Lucien Partners leveraged its policy acumen and relationships with organized labor as an opportunity to discuss an alternative to the rate cap that would benefit both public sector city unions and the delivery platforms. This resulted in Lucien Partners assembling a coalition of labor unions to join the delivery platform companies in opposition to the rate cap, against the backdrop of Proposition 22.

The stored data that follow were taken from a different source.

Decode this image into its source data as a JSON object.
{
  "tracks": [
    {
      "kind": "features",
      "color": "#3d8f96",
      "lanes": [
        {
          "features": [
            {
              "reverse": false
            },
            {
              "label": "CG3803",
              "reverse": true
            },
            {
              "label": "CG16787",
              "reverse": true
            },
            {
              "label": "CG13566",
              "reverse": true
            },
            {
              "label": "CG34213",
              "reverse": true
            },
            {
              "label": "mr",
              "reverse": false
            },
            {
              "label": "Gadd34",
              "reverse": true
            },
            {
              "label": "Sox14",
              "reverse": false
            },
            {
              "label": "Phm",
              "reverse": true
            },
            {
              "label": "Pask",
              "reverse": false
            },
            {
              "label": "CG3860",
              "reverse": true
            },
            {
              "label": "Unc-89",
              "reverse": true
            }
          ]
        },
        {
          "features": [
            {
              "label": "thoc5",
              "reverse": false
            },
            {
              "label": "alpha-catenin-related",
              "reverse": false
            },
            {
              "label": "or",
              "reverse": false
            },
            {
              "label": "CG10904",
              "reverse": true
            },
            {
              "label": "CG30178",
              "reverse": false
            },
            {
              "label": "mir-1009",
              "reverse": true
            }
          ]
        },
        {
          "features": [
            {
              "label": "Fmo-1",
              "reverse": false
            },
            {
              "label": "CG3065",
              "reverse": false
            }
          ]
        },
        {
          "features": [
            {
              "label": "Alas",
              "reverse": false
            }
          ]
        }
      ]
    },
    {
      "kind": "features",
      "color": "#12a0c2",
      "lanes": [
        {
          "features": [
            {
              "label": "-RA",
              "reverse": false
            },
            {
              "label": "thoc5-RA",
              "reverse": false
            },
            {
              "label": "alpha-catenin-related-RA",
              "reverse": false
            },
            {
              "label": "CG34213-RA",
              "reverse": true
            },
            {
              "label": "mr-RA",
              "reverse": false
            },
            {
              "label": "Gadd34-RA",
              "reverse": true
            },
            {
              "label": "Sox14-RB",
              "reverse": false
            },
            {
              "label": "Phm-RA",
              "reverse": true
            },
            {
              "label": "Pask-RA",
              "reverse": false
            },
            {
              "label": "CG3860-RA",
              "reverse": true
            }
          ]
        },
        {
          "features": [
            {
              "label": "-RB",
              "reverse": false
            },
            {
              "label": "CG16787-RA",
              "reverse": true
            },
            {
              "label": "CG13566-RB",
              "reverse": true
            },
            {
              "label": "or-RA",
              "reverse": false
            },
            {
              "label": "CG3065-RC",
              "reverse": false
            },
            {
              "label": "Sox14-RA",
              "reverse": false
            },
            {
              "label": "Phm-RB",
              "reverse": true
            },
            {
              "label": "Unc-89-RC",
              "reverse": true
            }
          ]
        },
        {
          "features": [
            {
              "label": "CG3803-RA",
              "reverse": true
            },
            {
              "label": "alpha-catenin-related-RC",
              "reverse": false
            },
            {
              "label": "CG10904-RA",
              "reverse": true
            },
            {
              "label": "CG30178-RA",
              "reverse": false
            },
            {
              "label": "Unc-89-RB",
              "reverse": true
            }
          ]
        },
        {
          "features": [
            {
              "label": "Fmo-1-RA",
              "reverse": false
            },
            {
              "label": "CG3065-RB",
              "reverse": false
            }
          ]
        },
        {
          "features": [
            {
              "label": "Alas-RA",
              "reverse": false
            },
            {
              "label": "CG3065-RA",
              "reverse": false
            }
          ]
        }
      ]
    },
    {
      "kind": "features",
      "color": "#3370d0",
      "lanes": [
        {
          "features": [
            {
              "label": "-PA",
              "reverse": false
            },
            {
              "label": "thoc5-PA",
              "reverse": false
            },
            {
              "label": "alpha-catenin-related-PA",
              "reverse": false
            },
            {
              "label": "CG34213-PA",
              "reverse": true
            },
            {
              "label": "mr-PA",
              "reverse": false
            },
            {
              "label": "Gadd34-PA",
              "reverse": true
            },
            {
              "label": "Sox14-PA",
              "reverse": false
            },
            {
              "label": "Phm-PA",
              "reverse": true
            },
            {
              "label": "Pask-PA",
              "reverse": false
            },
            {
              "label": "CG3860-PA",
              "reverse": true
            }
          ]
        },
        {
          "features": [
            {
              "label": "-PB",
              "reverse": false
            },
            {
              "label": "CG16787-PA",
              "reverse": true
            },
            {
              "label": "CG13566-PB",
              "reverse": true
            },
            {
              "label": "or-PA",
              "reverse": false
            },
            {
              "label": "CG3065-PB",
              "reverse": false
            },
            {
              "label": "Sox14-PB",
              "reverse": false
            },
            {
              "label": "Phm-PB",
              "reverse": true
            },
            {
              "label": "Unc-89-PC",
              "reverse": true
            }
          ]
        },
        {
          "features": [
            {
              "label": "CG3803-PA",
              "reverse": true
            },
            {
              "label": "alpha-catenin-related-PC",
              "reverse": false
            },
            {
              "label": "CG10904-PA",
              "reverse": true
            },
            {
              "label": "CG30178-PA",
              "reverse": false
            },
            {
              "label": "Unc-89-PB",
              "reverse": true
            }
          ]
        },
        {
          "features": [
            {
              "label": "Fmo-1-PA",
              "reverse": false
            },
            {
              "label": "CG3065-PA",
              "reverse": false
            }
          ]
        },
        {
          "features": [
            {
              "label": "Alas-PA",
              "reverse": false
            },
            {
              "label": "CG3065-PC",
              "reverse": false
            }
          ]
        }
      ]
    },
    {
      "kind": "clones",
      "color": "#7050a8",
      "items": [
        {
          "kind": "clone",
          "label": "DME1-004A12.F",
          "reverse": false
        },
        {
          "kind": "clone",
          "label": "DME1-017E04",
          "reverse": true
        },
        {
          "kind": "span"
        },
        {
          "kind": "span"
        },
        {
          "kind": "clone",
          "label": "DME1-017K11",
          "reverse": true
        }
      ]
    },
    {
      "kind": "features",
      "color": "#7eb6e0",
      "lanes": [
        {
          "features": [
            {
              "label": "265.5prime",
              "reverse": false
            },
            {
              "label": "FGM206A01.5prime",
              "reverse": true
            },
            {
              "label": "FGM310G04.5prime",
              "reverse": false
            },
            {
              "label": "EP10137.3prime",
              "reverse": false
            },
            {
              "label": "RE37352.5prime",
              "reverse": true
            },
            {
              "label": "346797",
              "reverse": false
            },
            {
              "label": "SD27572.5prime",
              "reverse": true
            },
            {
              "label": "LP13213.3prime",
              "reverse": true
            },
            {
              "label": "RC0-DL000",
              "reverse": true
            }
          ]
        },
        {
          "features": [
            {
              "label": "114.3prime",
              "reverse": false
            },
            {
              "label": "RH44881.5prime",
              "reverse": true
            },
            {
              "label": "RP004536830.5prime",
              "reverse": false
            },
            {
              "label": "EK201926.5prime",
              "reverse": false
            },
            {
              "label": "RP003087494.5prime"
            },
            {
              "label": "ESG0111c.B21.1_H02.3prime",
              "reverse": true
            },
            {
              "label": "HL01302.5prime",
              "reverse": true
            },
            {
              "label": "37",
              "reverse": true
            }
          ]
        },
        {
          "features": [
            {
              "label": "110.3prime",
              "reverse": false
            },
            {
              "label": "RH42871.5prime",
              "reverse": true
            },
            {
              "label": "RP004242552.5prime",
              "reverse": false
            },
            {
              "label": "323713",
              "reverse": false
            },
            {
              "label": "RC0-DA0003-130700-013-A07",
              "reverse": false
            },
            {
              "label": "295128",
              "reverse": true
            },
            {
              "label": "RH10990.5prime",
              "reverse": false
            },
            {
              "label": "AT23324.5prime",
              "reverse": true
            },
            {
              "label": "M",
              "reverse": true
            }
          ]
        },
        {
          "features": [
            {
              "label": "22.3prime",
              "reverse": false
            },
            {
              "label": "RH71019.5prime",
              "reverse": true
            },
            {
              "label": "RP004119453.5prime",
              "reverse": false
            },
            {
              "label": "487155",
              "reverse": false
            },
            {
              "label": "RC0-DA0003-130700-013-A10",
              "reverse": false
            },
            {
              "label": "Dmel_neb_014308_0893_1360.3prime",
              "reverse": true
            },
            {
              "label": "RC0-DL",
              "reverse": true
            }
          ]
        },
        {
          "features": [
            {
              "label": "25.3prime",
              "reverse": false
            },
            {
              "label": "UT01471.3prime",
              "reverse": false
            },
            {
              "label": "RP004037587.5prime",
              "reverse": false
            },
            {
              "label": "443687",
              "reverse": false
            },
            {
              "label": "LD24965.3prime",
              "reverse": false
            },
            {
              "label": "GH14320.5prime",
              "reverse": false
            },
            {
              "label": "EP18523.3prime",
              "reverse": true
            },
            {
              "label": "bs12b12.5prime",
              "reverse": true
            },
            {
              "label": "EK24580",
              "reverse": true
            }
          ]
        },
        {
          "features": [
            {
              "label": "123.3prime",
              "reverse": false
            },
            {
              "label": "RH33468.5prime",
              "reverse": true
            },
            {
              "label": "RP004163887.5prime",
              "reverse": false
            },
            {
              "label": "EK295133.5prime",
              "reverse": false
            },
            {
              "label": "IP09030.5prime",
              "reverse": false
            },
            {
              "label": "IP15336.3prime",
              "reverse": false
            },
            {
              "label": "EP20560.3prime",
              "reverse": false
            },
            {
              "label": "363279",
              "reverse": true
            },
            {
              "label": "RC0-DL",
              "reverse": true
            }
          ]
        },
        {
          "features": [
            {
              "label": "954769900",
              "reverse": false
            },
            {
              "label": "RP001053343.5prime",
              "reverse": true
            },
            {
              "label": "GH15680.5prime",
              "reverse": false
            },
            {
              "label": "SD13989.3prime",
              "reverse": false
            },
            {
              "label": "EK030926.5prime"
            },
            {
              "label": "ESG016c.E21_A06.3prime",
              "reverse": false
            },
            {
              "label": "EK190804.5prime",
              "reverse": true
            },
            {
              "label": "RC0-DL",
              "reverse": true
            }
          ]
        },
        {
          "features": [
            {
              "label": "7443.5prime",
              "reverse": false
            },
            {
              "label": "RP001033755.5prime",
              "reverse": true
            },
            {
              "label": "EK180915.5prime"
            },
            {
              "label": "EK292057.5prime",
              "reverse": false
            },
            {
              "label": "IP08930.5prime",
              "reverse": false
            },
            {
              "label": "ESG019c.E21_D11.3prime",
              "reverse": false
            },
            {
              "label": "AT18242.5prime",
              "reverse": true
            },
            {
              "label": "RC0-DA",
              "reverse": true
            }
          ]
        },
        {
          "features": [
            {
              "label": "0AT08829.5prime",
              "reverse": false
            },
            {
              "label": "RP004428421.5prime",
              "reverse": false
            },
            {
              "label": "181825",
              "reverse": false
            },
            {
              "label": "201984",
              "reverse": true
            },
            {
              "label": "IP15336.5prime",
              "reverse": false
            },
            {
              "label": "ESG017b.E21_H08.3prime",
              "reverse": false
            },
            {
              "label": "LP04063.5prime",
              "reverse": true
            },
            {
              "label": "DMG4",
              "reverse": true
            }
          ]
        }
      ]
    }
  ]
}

This political shift, combined with our robust earned and paid media strategies, enabled Lucien Partners and the Postmates lobbying team to effectively make a case to the chair of the Council panel with policy jurisdiction—the Committee on Economic Development—that this proposed policy deserved considerable committee scrutiny. The Chair possessed the authority to waive consideration of the policy or convene a committee hearing. The Councilmember chose to hold a committee hearing, which bought food network companies additional time to build out our public affairs strategy.

With this additional time, Lucien Partners assisted Postmates recruit notable community leaders, organize and deploy restaurant owners to engage Council offices, draft a variety of tailored talking points, author unique letters of opposition for submission by various groups, place opinion-editorials in ethnic newspapers, execute several media buys on platforms targeted to garner attention from specific policymakers, assist with the coordination of public testimony from drivers and merchants on the Postmates platform, and recruit workers and community organizers to place calls, emails, and provide public testimony.